From a property proven by Archimedes in the Quadrature of the Parabola [Heath, p.16], we have μξ : oξ = γα : ξα = γκ : κν = θκ : κν.
So, since τη = oξ, we have μξ : τη = θκ : κν.
So now we are ready for the introduction of the lever, as illustrated below.
The last equation can be summarized by considering the line θγ as the bar of a lever whose fulcrum is at κ, and then balancing the lever by placing μξ on the bar at distance θκ, and τη on the bar at distance κν. [Figure 4.4, p.24]
Now it is important to remember that the point ξ was arbitrarily chosen along chord αδγ. This means that the same balancing effect applies for every point along chord αδγ. So what we want to do is to balance out on a lever the parabolic segment αβγ and the triangle αζγ. To do this, we need to know the center of gravity of the triangle, which is the point χ corresponding to the intersection of the bisectors of each of the angles α, ζ and γ. This point χ lies on line κγ such that κγ/κχ = 3. This gives us the following diagram:
Here is how Assis and Magnaghi summarize the diagram:
The horizontal lever remains in equilibrium about κ with the segment of parabola αβγ suspended by a weightless string at θ, while the triangle αζγ is suspended by a weightless string at χ such that κχ = κγ/3. [Figure 4.6, p.25]
In their Portuguese translation of the Method, Magnaghi and Assis actually build a physical version of this lever in equilibrium.
Here is a translation of their caption:
Lever in equilibrium with the parabolic segment and the triangle supported only by their centres of gravity. [Figura 10.8, p.80]
It follows that the area of triangle αζγ has three times the area of parabolic segment αβγ. Hence the area of the segment is 4/3 of the area of triangle αβγ, which is what we were trying to prove.
Archimedes also uses the law of the lever to prove results about three-dimensional geometrical objects.
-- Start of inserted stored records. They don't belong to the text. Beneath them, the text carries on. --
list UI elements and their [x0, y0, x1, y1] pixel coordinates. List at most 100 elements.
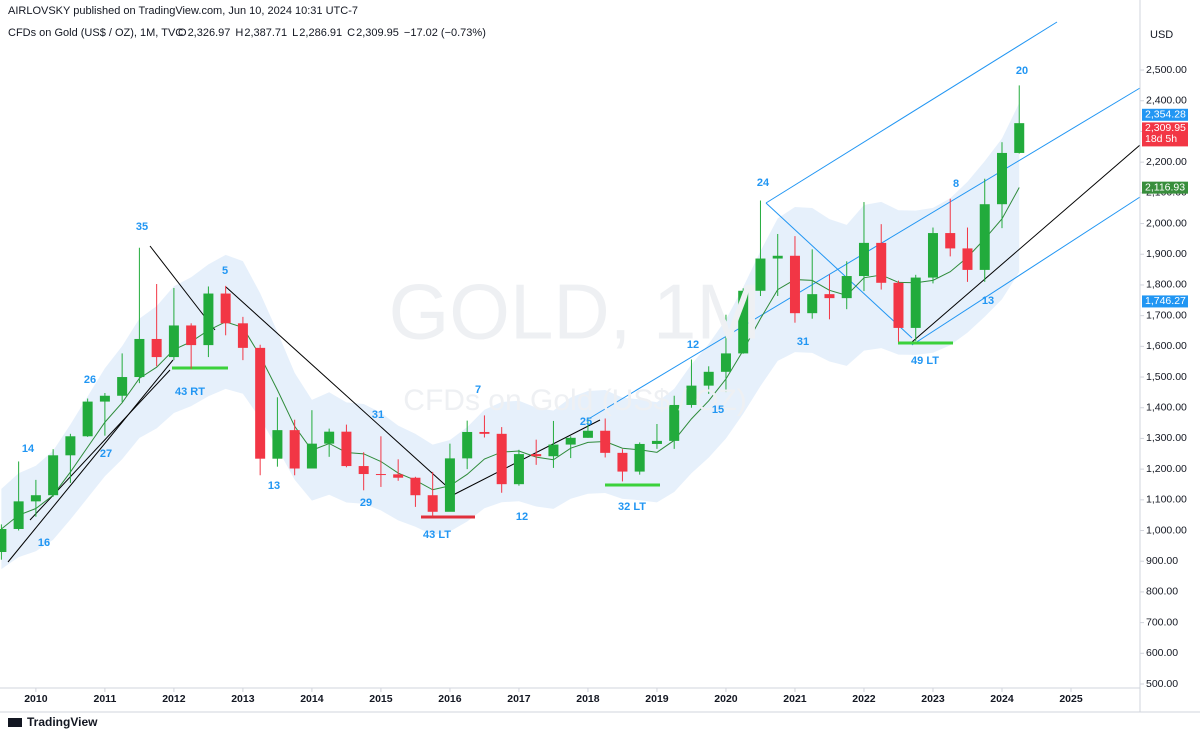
- annotation: 43 LT: [423, 529, 451, 541]
- candle-body: [772, 255, 783, 259]
- candle-body: [945, 233, 956, 249]
- candle-body: [134, 338, 145, 378]
- annotation: 14: [22, 443, 35, 455]
- candle-body: [720, 353, 731, 372]
- y-tick-label: 500.00: [1146, 678, 1178, 690]
- candle-body: [548, 444, 559, 457]
- x-tick-label: 2013: [231, 693, 255, 705]
- candle-body: [634, 443, 645, 472]
- y-tick-label: 2,400.00: [1146, 95, 1187, 107]
- logo: [8, 718, 22, 727]
- y-tick-label: 700.00: [1146, 616, 1178, 628]
- y-tick-label: 1,600.00: [1146, 340, 1187, 352]
- y-tick-label: 1,200.00: [1146, 463, 1187, 475]
- candle-body: [651, 440, 662, 444]
- y-tick-label: 1,800.00: [1146, 279, 1187, 291]
- x-tick-label: 2015: [369, 693, 393, 705]
- candle-body: [82, 401, 93, 437]
- candle-body: [858, 242, 869, 277]
- x-tick-label: 2012: [162, 693, 186, 705]
- candle-body: [117, 377, 128, 396]
- x-tick-label: 2010: [24, 693, 48, 705]
- y-tick-label: 1,700.00: [1146, 309, 1187, 321]
- candle-body: [427, 495, 438, 512]
- annotation: 24: [757, 177, 770, 189]
- price-label-box: [1142, 122, 1188, 147]
- candle-body: [220, 293, 231, 324]
- candle-body: [410, 477, 421, 496]
- candle-body: [168, 325, 179, 358]
- ohlc-key: L: [292, 27, 298, 39]
- annotation: 20: [1016, 65, 1028, 77]
- y-tick-label: 2,200.00: [1146, 156, 1187, 168]
- annotation: 12: [516, 511, 528, 523]
- price-label-box: [1142, 108, 1188, 121]
- annotation: 32 LT: [618, 501, 646, 513]
- candle-body: [789, 255, 800, 314]
- ohlc-key: O: [178, 27, 187, 39]
- candle-body: [927, 233, 938, 278]
- x-tick-label: 2014: [300, 693, 324, 705]
- annotation: 26: [84, 374, 96, 386]
- candle-body: [962, 248, 973, 270]
- trendline: [911, 144, 1141, 343]
- annotation: 29: [360, 497, 372, 509]
- candle-body: [203, 293, 214, 346]
- x-tick-label: 2025: [1059, 693, 1083, 705]
- candle-body: [1014, 123, 1025, 153]
- candle-body: [496, 433, 507, 485]
- candle-body: [99, 395, 110, 402]
- candle-body: [444, 458, 455, 512]
- candle-body: [996, 152, 1007, 205]
- currency: USD: [1150, 29, 1173, 41]
- annotation: 13: [982, 295, 994, 307]
- trendline: [765, 21, 1058, 204]
- candle-body: [617, 452, 628, 472]
- y-tick-label: 800.00: [1146, 586, 1178, 598]
- ohlc-value: 2,387.71: [244, 27, 287, 39]
- trendline: [765, 202, 913, 339]
- ohlc-key: C: [347, 27, 355, 39]
- watermark-symbol: GOLD, 1M: [389, 268, 762, 356]
- candle-body: [565, 437, 576, 445]
- annotation: 13: [268, 480, 280, 492]
- symbol: CFDs on Gold (US$ / OZ), 1M, TVC: [8, 27, 183, 39]
- candle-body: [237, 323, 248, 348]
- annotation: 5: [222, 265, 228, 277]
- candle-body: [582, 430, 593, 438]
- ohlc-value: 2,309.95: [356, 27, 399, 39]
- annotation: 31: [372, 409, 384, 421]
- annotation: 8: [953, 178, 959, 190]
- x-tick-label: 2016: [438, 693, 462, 705]
- annotation: 12: [687, 339, 699, 351]
- candle-body: [48, 455, 59, 496]
- annotation: 7: [475, 384, 481, 396]
- candle-body: [375, 474, 386, 476]
- candle-body: [30, 495, 41, 502]
- candle-body: [0, 528, 7, 553]
- annotation: 43 RT: [175, 386, 205, 398]
- candle-body: [531, 454, 542, 457]
- annotation: 27: [100, 448, 112, 460]
- candle-body: [65, 436, 76, 456]
- price-label: 2,309.95: [1145, 122, 1186, 134]
- ohlc-value: 2,286.91: [299, 27, 342, 39]
- candle-body: [324, 431, 335, 444]
- price-label: 2,116.93: [1145, 181, 1185, 193]
- candle-body: [876, 242, 887, 283]
- candle-body: [341, 431, 352, 467]
- candle-body: [979, 204, 990, 270]
- x-tick-label: 2019: [645, 693, 669, 705]
- x-tick-label: 2022: [852, 693, 876, 705]
- candle-body: [358, 466, 369, 475]
- candle-body: [807, 294, 818, 314]
- price-label: 2,354.28: [1145, 109, 1186, 121]
- y-tick-label: 1,300.00: [1146, 432, 1187, 444]
- candle-body: [703, 371, 714, 386]
- x-tick-label: 2017: [507, 693, 531, 705]
- price-label: 1,746.27: [1145, 295, 1186, 307]
- x-tick-label: 2018: [576, 693, 600, 705]
- y-tick-label: 1,400.00: [1146, 402, 1187, 414]
- x-tick-label: 2023: [921, 693, 945, 705]
- annotation: 16: [38, 537, 50, 549]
In particular, he proves:
That the volume of any sphere is four times that of the cone which has its base equal to the greatest circle of the sphere and its height equal to the radius of the sphere, and that the volume of the cylinder which has its base equal to the greatest circle of the sphere and its height equal to the diameter of the sphere is one and a half times that of the sphere. [p.27]
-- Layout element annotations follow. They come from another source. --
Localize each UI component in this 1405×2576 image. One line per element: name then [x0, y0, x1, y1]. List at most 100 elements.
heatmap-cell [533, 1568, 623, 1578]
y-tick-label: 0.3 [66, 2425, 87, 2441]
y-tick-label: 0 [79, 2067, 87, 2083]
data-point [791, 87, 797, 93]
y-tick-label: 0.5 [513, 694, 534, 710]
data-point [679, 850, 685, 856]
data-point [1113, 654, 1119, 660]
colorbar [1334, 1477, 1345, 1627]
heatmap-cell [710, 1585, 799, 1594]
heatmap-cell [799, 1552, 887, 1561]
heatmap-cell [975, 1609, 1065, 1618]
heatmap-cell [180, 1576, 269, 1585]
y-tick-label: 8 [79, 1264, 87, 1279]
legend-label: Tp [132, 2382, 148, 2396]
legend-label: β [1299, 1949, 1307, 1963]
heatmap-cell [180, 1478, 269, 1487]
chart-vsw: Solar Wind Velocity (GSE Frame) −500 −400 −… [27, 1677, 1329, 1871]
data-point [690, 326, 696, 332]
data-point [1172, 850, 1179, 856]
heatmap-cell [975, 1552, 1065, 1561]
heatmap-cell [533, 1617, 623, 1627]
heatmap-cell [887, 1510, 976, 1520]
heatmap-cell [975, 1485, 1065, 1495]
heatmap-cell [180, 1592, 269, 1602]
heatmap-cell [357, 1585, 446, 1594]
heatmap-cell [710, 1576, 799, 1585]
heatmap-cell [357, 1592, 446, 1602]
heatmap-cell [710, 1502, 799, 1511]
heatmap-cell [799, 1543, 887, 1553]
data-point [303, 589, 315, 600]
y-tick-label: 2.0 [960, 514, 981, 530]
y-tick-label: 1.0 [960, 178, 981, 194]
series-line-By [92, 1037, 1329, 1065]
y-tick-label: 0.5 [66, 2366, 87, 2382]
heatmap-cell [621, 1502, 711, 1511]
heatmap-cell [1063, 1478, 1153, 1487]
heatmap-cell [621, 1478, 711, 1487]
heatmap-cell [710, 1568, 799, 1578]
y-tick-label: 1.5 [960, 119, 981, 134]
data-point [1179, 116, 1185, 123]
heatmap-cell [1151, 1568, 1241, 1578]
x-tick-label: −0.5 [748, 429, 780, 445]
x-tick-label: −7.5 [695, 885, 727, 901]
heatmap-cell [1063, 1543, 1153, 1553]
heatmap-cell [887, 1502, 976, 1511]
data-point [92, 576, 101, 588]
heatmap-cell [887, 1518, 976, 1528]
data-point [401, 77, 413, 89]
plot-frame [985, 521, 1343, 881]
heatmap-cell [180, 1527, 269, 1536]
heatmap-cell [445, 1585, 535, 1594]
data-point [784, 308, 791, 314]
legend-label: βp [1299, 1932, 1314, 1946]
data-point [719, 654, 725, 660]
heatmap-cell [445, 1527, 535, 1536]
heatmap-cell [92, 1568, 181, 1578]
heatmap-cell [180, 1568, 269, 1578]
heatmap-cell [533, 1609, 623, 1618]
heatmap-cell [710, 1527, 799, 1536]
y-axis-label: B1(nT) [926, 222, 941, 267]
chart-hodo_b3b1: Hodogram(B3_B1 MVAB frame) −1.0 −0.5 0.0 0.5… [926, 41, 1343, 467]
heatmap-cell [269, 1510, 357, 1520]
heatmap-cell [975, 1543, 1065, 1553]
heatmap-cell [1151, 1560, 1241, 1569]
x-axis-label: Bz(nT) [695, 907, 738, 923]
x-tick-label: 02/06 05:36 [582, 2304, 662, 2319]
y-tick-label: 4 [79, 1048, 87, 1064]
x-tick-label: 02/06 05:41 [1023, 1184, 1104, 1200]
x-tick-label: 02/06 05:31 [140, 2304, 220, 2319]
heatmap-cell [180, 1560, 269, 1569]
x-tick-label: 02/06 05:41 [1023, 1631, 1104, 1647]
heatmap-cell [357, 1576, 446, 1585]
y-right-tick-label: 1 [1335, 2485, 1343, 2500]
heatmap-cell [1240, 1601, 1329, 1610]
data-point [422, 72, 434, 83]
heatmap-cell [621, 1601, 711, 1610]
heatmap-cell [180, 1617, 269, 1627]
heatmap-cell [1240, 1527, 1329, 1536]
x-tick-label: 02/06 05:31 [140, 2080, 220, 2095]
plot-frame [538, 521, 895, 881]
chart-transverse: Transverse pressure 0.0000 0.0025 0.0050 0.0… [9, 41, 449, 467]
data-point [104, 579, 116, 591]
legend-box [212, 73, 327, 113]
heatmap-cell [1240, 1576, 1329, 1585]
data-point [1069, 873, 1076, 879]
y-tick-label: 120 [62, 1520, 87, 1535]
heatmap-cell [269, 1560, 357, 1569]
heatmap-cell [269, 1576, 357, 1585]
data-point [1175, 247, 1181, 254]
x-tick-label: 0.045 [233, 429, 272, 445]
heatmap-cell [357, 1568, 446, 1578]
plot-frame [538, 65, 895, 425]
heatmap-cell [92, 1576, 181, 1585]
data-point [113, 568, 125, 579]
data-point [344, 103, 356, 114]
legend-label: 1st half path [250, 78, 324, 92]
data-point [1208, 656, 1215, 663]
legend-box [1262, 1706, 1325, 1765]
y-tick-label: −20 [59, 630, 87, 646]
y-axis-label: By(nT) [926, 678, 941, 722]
The illustrated presentation of this proof can be found in The Illustrated Method of Archimedes. Assis also recorded, for an online conference, a video of this proof, in Portuguese. It is available on YouTube at the following link:
https://www.youtube.com/watch?v=CzY6BOYirPw&t=16080s
The slides for the talk are available here:
http://www.ifi.unicamp.br/~assis/Arquimedes-24-02-2022.pdf
What is fascinating is that these mechanical proofs of geometry theorems seem to have been Archimedes’s original proofs. His geometrical proofs of these results came after his mechanical proofs. For Archimedes, it seems, mathematics, science and engineering was one complex whole.
If you wish to donate to support my work, please use the Buy Me a Coffee app.
Andre Koch Torres Assis and Ceno Pietro Magnaghi. The Illustrated Method of Archimedes: Utilizing the Law of the Lever to Calculate Areas, Volumes and Centers of Gravity. Montreal: Apeiron, 2012.
Ceno Pietro Magnaghi and André K.T. Assis. O Método de Arquimedes: Análise e Tradução Comentada. Montreal: Apeiron, 2019.
Reviel Netz and William Noel. The Archimedes Codex: How a Medieval Prayer Book Is Revealing the True Genius of Antiquity’s Greatest Scientist. Philadelphia: Da Capo Press, 2007.
Thomas L. Heath. The Method of Archimedes Recently Discovered by Heiberg: A Supplement to the Works of Archimedes, 1897. Cambridge University Press, 1912.
I so much appreciate you going through this. I have thought at these geometric proofs must have been rooted in more physical terms than we usually imagine.
And, at the same time, I cannot follow the explanations. :)
Sorry - I think I would need to be in the same room as you, and we could take an hour to work through things.